On the other hand, in the above-described embodiment, the outer rubber portion of the elastic body is resonated on the low frequency side and the inner rubber portion is resonated on the high frequency side, but the reverse is also possible. Further, in the above embodiment, the outer cylinder is connected to the vehicle body serving as the vibration receiving unit, and the inner cylinder is connected to the engine side serving as the vibration generating unit. However, the reverse configuration may be adopted.

On the other hand, in the embodiment, the purpose is to prevent the vibration of the engine mounted on the automobile. However, the vibration isolator of the present invention can be used, for example, in a body mount of an automobile, or for other purposes other than the automobile. Needless to say
Further, the shape and dimensions of the elastic body and the like are not limited to those of the embodiment.

[0042]

Since the vibration isolator of the present invention has the above-mentioned structure, it has an excellent effect that it is possible to surely reduce the vibration of a desired frequency such as noise at the time of high engine rotation.

[Brief description of drawings]

FIG. 1 is a horizontal cross-sectional view of a vibration control device according to an embodiment of the present invention, which is a cross-sectional view taken along line 1-1 of FIG.

FIG. 2 is a sectional view taken along line 2-2 of the vibration isolator shown in FIG.

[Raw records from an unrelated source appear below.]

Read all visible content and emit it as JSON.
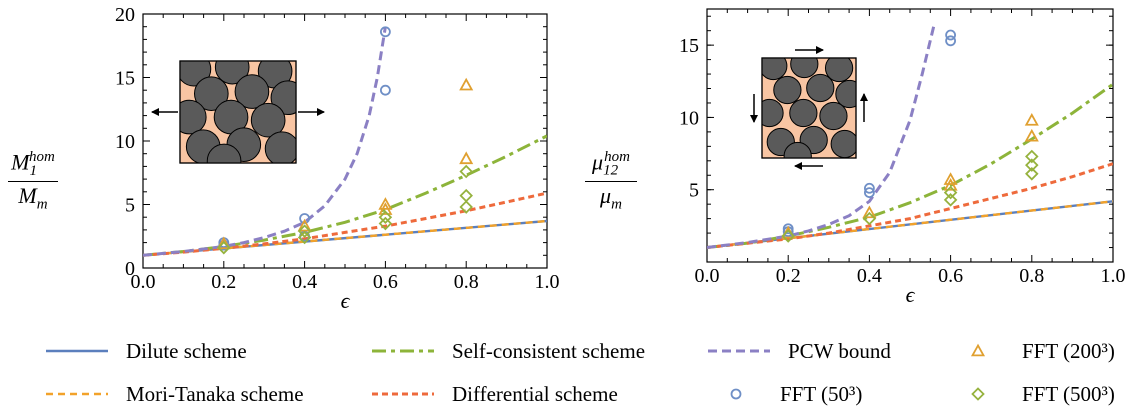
{
  "chart_data": [
    {
      "type": "line",
      "xlabel": "ϵ",
      "ylabel": {
        "num_base": "M",
        "num_sub": "1",
        "num_sup": "hom",
        "den_base": "M",
        "den_sub": "m"
      },
      "xlim": [
        0.0,
        1.0
      ],
      "ylim": [
        0,
        20
      ],
      "xticks": [
        "0.0",
        "0.2",
        "0.4",
        "0.6",
        "0.8",
        "1.0"
      ],
      "yticks": [
        "0",
        "5",
        "10",
        "15",
        "20"
      ],
      "inset": "tension",
      "series": [
        {
          "name": "Dilute scheme",
          "key": "dilute",
          "x": [
            0.0,
            1.0
          ],
          "y": [
            1.0,
            3.7
          ]
        },
        {
          "name": "Mori-Tanaka scheme",
          "key": "mt",
          "x": [
            0.0,
            1.0
          ],
          "y": [
            1.0,
            3.7
          ]
        },
        {
          "name": "Self-consistent scheme",
          "key": "sc",
          "x": [
            0.0,
            0.1,
            0.2,
            0.3,
            0.4,
            0.5,
            0.6,
            0.7,
            0.8,
            0.9,
            1.0
          ],
          "y": [
            1.0,
            1.3,
            1.7,
            2.2,
            2.8,
            3.6,
            4.6,
            5.9,
            7.3,
            8.8,
            10.4
          ]
        },
        {
          "name": "Differential scheme",
          "key": "diff",
          "x": [
            0.0,
            0.1,
            0.2,
            0.3,
            0.4,
            0.5,
            0.6,
            0.7,
            0.8,
            0.9,
            1.0
          ],
          "y": [
            1.0,
            1.25,
            1.55,
            1.9,
            2.3,
            2.8,
            3.3,
            3.9,
            4.5,
            5.2,
            5.9
          ]
        },
        {
          "name": "PCW bound",
          "key": "pcw",
          "x": [
            0.0,
            0.1,
            0.2,
            0.25,
            0.3,
            0.35,
            0.4,
            0.45,
            0.5,
            0.53,
            0.56,
            0.58,
            0.6
          ],
          "y": [
            1.0,
            1.3,
            1.7,
            2.0,
            2.4,
            2.9,
            3.6,
            4.9,
            7.0,
            9.0,
            12.0,
            15.0,
            19.0
          ]
        },
        {
          "name": "FFT (50³)",
          "key": "fft50",
          "x": [
            0.2,
            0.2,
            0.4,
            0.4,
            0.6,
            0.6
          ],
          "y": [
            1.8,
            2.0,
            2.5,
            3.9,
            14.0,
            18.6
          ]
        },
        {
          "name": "FFT (200³)",
          "key": "fft200",
          "x": [
            0.2,
            0.4,
            0.6,
            0.6,
            0.8,
            0.8
          ],
          "y": [
            1.9,
            3.3,
            4.6,
            5.0,
            8.6,
            14.4
          ]
        },
        {
          "name": "FFT (500³)",
          "key": "fft500",
          "x": [
            0.2,
            0.4,
            0.4,
            0.6,
            0.6,
            0.8,
            0.8,
            0.8
          ],
          "y": [
            1.6,
            2.4,
            2.9,
            3.5,
            4.0,
            4.8,
            5.7,
            7.6
          ]
        }
      ]
    },
    {
      "type": "line",
      "xlabel": "ϵ",
      "ylabel": {
        "num_base": "μ",
        "num_sub": "12",
        "num_sup": "hom",
        "den_base": "μ",
        "den_sub": "m"
      },
      "xlim": [
        0.0,
        1.0
      ],
      "ylim": [
        0,
        17.5
      ],
      "xticks": [
        "0.0",
        "0.2",
        "0.4",
        "0.6",
        "0.8",
        "1.0"
      ],
      "yticks": [
        "5",
        "10",
        "15"
      ],
      "inset": "shear",
      "series": [
        {
          "name": "Dilute scheme",
          "key": "dilute",
          "x": [
            0.0,
            1.0
          ],
          "y": [
            1.0,
            4.2
          ]
        },
        {
          "name": "Mori-Tanaka scheme",
          "key": "mt",
          "x": [
            0.0,
            1.0
          ],
          "y": [
            1.0,
            4.2
          ]
        },
        {
          "name": "Self-consistent scheme",
          "key": "sc",
          "x": [
            0.0,
            0.1,
            0.2,
            0.3,
            0.4,
            0.5,
            0.6,
            0.7,
            0.8,
            0.9,
            1.0
          ],
          "y": [
            1.0,
            1.3,
            1.8,
            2.4,
            3.1,
            4.1,
            5.3,
            6.8,
            8.5,
            10.3,
            12.3
          ]
        },
        {
          "name": "Differential scheme",
          "key": "diff",
          "x": [
            0.0,
            0.1,
            0.2,
            0.3,
            0.4,
            0.5,
            0.6,
            0.7,
            0.8,
            0.9,
            1.0
          ],
          "y": [
            1.0,
            1.3,
            1.6,
            2.0,
            2.5,
            3.0,
            3.7,
            4.4,
            5.1,
            5.9,
            6.8
          ]
        },
        {
          "name": "PCW bound",
          "key": "pcw",
          "x": [
            0.0,
            0.1,
            0.2,
            0.25,
            0.3,
            0.35,
            0.4,
            0.45,
            0.5,
            0.53,
            0.56
          ],
          "y": [
            1.0,
            1.35,
            1.8,
            2.15,
            2.6,
            3.2,
            4.2,
            6.2,
            9.8,
            13.0,
            16.5
          ]
        },
        {
          "name": "FFT (50³)",
          "key": "fft50",
          "x": [
            0.2,
            0.2,
            0.4,
            0.4,
            0.6,
            0.6
          ],
          "y": [
            2.1,
            2.3,
            4.8,
            5.1,
            15.3,
            15.7
          ]
        },
        {
          "name": "FFT (200³)",
          "key": "fft200",
          "x": [
            0.2,
            0.4,
            0.6,
            0.6,
            0.8,
            0.8
          ],
          "y": [
            2.0,
            3.4,
            5.3,
            5.7,
            8.7,
            9.8
          ]
        },
        {
          "name": "FFT (500³)",
          "key": "fft500",
          "x": [
            0.2,
            0.4,
            0.6,
            0.6,
            0.8,
            0.8,
            0.8
          ],
          "y": [
            1.8,
            3.0,
            4.3,
            4.8,
            6.1,
            6.7,
            7.3
          ]
        }
      ]
    }
  ],
  "legend": [
    {
      "key": "dilute",
      "label": "Dilute scheme"
    },
    {
      "key": "mt",
      "label": "Mori-Tanaka scheme"
    },
    {
      "key": "sc",
      "label": "Self-consistent scheme"
    },
    {
      "key": "diff",
      "label": "Differential scheme"
    },
    {
      "key": "pcw",
      "label": "PCW bound"
    },
    {
      "key": "fft50",
      "label": "FFT (50³)"
    },
    {
      "key": "fft200",
      "label": "FFT (200³)"
    },
    {
      "key": "fft500",
      "label": "FFT (500³)"
    }
  ],
  "colors": {
    "dilute": "#5b7fbd",
    "mt": "#f2a22a",
    "sc": "#8db43a",
    "diff": "#ee6a3c",
    "pcw": "#8b80c4",
    "fft50": "#6f8fc6",
    "fft200": "#e0a030",
    "fft500": "#96b23e",
    "matrix": "#f8c5a3",
    "inclusion": "#5a5a5a"
  }
}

FIG. 3 is an exploded perspective view of a vibration damping device according to an embodiment of the present invention.

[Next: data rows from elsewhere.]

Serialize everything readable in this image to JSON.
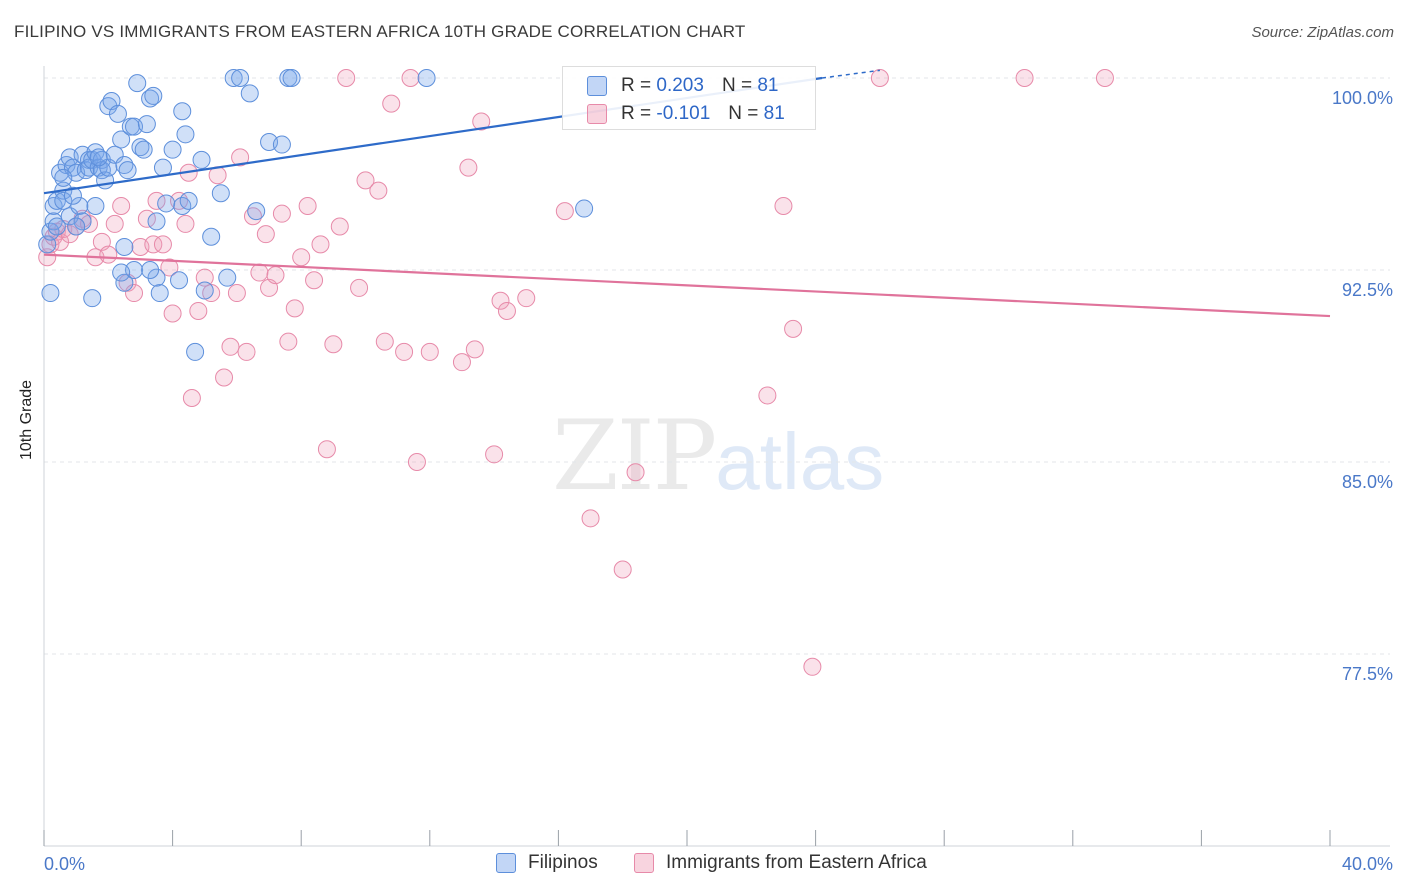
{
  "title": "FILIPINO VS IMMIGRANTS FROM EASTERN AFRICA 10TH GRADE CORRELATION CHART",
  "source": "Source: ZipAtlas.com",
  "watermark": {
    "zip": "ZIP",
    "atlas": "atlas"
  },
  "legend_top": {
    "row1": {
      "r_label": "R =",
      "r_value": "0.203",
      "n_label": "N =",
      "n_value": "81"
    },
    "row2": {
      "r_label": "R =",
      "r_value": "-0.101",
      "n_label": "N =",
      "n_value": "81"
    }
  },
  "colors": {
    "blue_fill": "rgba(120,165,235,0.35)",
    "blue_stroke": "#5d8fdb",
    "blue_line": "#2e6bc9",
    "pink_fill": "rgba(240,160,185,0.30)",
    "pink_stroke": "#e78aa9",
    "pink_line": "#e0739b",
    "grid": "#e3e6ea",
    "tick": "#4a78c8"
  },
  "chart_data": {
    "type": "scatter",
    "title": "FILIPINO VS IMMIGRANTS FROM EASTERN AFRICA 10TH GRADE CORRELATION CHART",
    "xlabel": "",
    "ylabel": "10th Grade",
    "xlim": [
      0,
      40
    ],
    "ylim": [
      70.0,
      101.0
    ],
    "x_tick_labels": [
      "0.0%",
      "40.0%"
    ],
    "y_ticks": [
      77.5,
      85.0,
      92.5,
      100.0
    ],
    "y_tick_labels": [
      "77.5%",
      "85.0%",
      "92.5%",
      "100.0%"
    ],
    "grid": true,
    "legend_position": "bottom",
    "series": [
      {
        "name": "Filipinos",
        "color": "blue",
        "r": 0.203,
        "n": 81,
        "trend": {
          "x": [
            0,
            24.2
          ],
          "y": [
            95.5,
            100.0
          ]
        },
        "points": [
          [
            0.1,
            93.5
          ],
          [
            0.2,
            94.0
          ],
          [
            0.2,
            91.6
          ],
          [
            0.3,
            95.0
          ],
          [
            0.3,
            94.4
          ],
          [
            0.4,
            95.2
          ],
          [
            0.5,
            96.3
          ],
          [
            0.6,
            95.6
          ],
          [
            0.6,
            95.2
          ],
          [
            0.7,
            96.6
          ],
          [
            0.8,
            96.9
          ],
          [
            0.8,
            94.6
          ],
          [
            0.9,
            96.5
          ],
          [
            1.0,
            96.3
          ],
          [
            1.1,
            95.0
          ],
          [
            1.2,
            97.0
          ],
          [
            1.2,
            94.4
          ],
          [
            1.3,
            96.4
          ],
          [
            1.4,
            96.8
          ],
          [
            1.4,
            96.5
          ],
          [
            1.5,
            96.8
          ],
          [
            1.6,
            97.1
          ],
          [
            1.6,
            95.0
          ],
          [
            1.7,
            96.5
          ],
          [
            1.8,
            96.8
          ],
          [
            1.8,
            96.4
          ],
          [
            1.9,
            96.0
          ],
          [
            2.0,
            98.9
          ],
          [
            2.0,
            96.5
          ],
          [
            2.1,
            99.1
          ],
          [
            2.2,
            97.0
          ],
          [
            2.3,
            98.6
          ],
          [
            2.4,
            97.6
          ],
          [
            2.5,
            96.6
          ],
          [
            2.5,
            93.4
          ],
          [
            2.6,
            96.4
          ],
          [
            2.7,
            98.1
          ],
          [
            2.8,
            98.1
          ],
          [
            2.9,
            99.8
          ],
          [
            3.0,
            97.3
          ],
          [
            3.1,
            97.2
          ],
          [
            3.2,
            98.2
          ],
          [
            3.3,
            99.2
          ],
          [
            3.4,
            99.3
          ],
          [
            3.5,
            94.4
          ],
          [
            3.6,
            91.6
          ],
          [
            3.7,
            96.5
          ],
          [
            3.8,
            95.1
          ],
          [
            4.0,
            97.2
          ],
          [
            4.2,
            92.1
          ],
          [
            4.3,
            95.0
          ],
          [
            4.4,
            97.8
          ],
          [
            4.5,
            95.2
          ],
          [
            4.7,
            89.3
          ],
          [
            4.9,
            96.8
          ],
          [
            5.0,
            91.7
          ],
          [
            5.2,
            93.8
          ],
          [
            5.5,
            95.5
          ],
          [
            5.7,
            92.2
          ],
          [
            5.9,
            100.0
          ],
          [
            6.1,
            100.0
          ],
          [
            6.4,
            99.4
          ],
          [
            6.6,
            94.8
          ],
          [
            7.0,
            97.5
          ],
          [
            7.4,
            97.4
          ],
          [
            7.6,
            100.0
          ],
          [
            7.7,
            100.0
          ],
          [
            11.9,
            100.0
          ],
          [
            16.8,
            94.9
          ],
          [
            2.5,
            92.0
          ],
          [
            3.5,
            92.2
          ],
          [
            1.5,
            91.4
          ],
          [
            2.8,
            92.5
          ],
          [
            0.4,
            94.2
          ],
          [
            1.0,
            94.2
          ],
          [
            0.6,
            96.1
          ],
          [
            3.3,
            92.5
          ],
          [
            4.3,
            98.7
          ],
          [
            2.4,
            92.4
          ],
          [
            1.7,
            96.9
          ],
          [
            0.9,
            95.4
          ]
        ]
      },
      {
        "name": "Immigrants from Eastern Africa",
        "color": "pink",
        "r": -0.101,
        "n": 81,
        "trend": {
          "x": [
            0,
            40
          ],
          "y": [
            93.1,
            90.7
          ]
        },
        "points": [
          [
            0.1,
            93.0
          ],
          [
            0.2,
            93.5
          ],
          [
            0.3,
            93.8
          ],
          [
            0.4,
            94.0
          ],
          [
            0.5,
            93.6
          ],
          [
            0.6,
            94.1
          ],
          [
            0.8,
            93.9
          ],
          [
            1.0,
            94.2
          ],
          [
            1.2,
            94.5
          ],
          [
            1.4,
            94.3
          ],
          [
            1.6,
            93.0
          ],
          [
            1.8,
            93.6
          ],
          [
            2.0,
            93.1
          ],
          [
            2.2,
            94.3
          ],
          [
            2.4,
            95.0
          ],
          [
            2.6,
            92.0
          ],
          [
            2.8,
            91.6
          ],
          [
            3.0,
            93.4
          ],
          [
            3.2,
            94.5
          ],
          [
            3.4,
            93.5
          ],
          [
            3.5,
            95.2
          ],
          [
            3.7,
            93.5
          ],
          [
            3.9,
            92.6
          ],
          [
            4.0,
            90.8
          ],
          [
            4.2,
            95.2
          ],
          [
            4.4,
            94.3
          ],
          [
            4.5,
            96.3
          ],
          [
            4.6,
            87.5
          ],
          [
            4.8,
            90.9
          ],
          [
            5.0,
            92.2
          ],
          [
            5.2,
            91.6
          ],
          [
            5.4,
            96.2
          ],
          [
            5.6,
            88.3
          ],
          [
            5.8,
            89.5
          ],
          [
            6.0,
            91.6
          ],
          [
            6.1,
            96.9
          ],
          [
            6.3,
            89.3
          ],
          [
            6.5,
            94.6
          ],
          [
            6.7,
            92.4
          ],
          [
            6.9,
            93.9
          ],
          [
            7.0,
            91.8
          ],
          [
            7.2,
            92.3
          ],
          [
            7.4,
            94.7
          ],
          [
            7.6,
            89.7
          ],
          [
            7.8,
            91.0
          ],
          [
            8.0,
            93.0
          ],
          [
            8.2,
            95.0
          ],
          [
            8.4,
            92.1
          ],
          [
            8.6,
            93.5
          ],
          [
            8.8,
            85.5
          ],
          [
            9.0,
            89.6
          ],
          [
            9.2,
            94.2
          ],
          [
            9.4,
            100.0
          ],
          [
            9.8,
            91.8
          ],
          [
            10.0,
            96.0
          ],
          [
            10.4,
            95.6
          ],
          [
            10.6,
            89.7
          ],
          [
            10.8,
            99.0
          ],
          [
            11.2,
            89.3
          ],
          [
            11.4,
            100.0
          ],
          [
            11.6,
            85.0
          ],
          [
            12.0,
            89.3
          ],
          [
            13.0,
            88.9
          ],
          [
            13.2,
            96.5
          ],
          [
            13.4,
            89.4
          ],
          [
            13.6,
            98.3
          ],
          [
            14.0,
            85.3
          ],
          [
            14.2,
            91.3
          ],
          [
            14.4,
            90.9
          ],
          [
            15.0,
            91.4
          ],
          [
            16.2,
            94.8
          ],
          [
            17.0,
            82.8
          ],
          [
            18.0,
            80.8
          ],
          [
            18.4,
            84.6
          ],
          [
            22.5,
            87.6
          ],
          [
            23.0,
            95.0
          ],
          [
            23.3,
            90.2
          ],
          [
            23.9,
            77.0
          ],
          [
            26.0,
            100.0
          ],
          [
            30.5,
            100.0
          ],
          [
            33.0,
            100.0
          ]
        ]
      }
    ]
  },
  "bottom_legend": {
    "item1": "Filipinos",
    "item2": "Immigrants from Eastern Africa"
  }
}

FIG. 4 is a cross-sectional view of a conventional vibration damping device.

[Explanation of symbols]

 10 Vibration Isolator 12 Outer Cylinder Metal Fitting 18 Elastic Body 20 Inner Cylinder Metal Fitting 30 Main Liquid Chamber 32 Sub Liquid Chamber 42 Intermediate Plate 44 Vibration Plate

Claims (2)

[Claims] 1. An outer cylinder connected to one of the vibration generator and the vibration receiver, an inner cylinder connected to the other of the vibration generator and the vibration receiver, and between the inner cylinder and the outer cylinder. An elastic body that is provided to connect the inner cylinder and the outer cylinder and is deformed when vibration occurs, a main liquid chamber that is expandable and contractible with the elastic body as at least a part of a partition wall, and a liquid is sealed, A sub-liquid chamber that communicates with the main liquid chamber via a restricting passage and is expandable and contractable, and the elastic body is divided into a plurality of portions in the elastic body portion between the inner cylinder and the outer cylinder. A protection member, comprising: an intermediate member provided; Shaking device. 2. The vibration isolator according to claim 1, wherein the vibrating member is arranged in the main liquid chamber.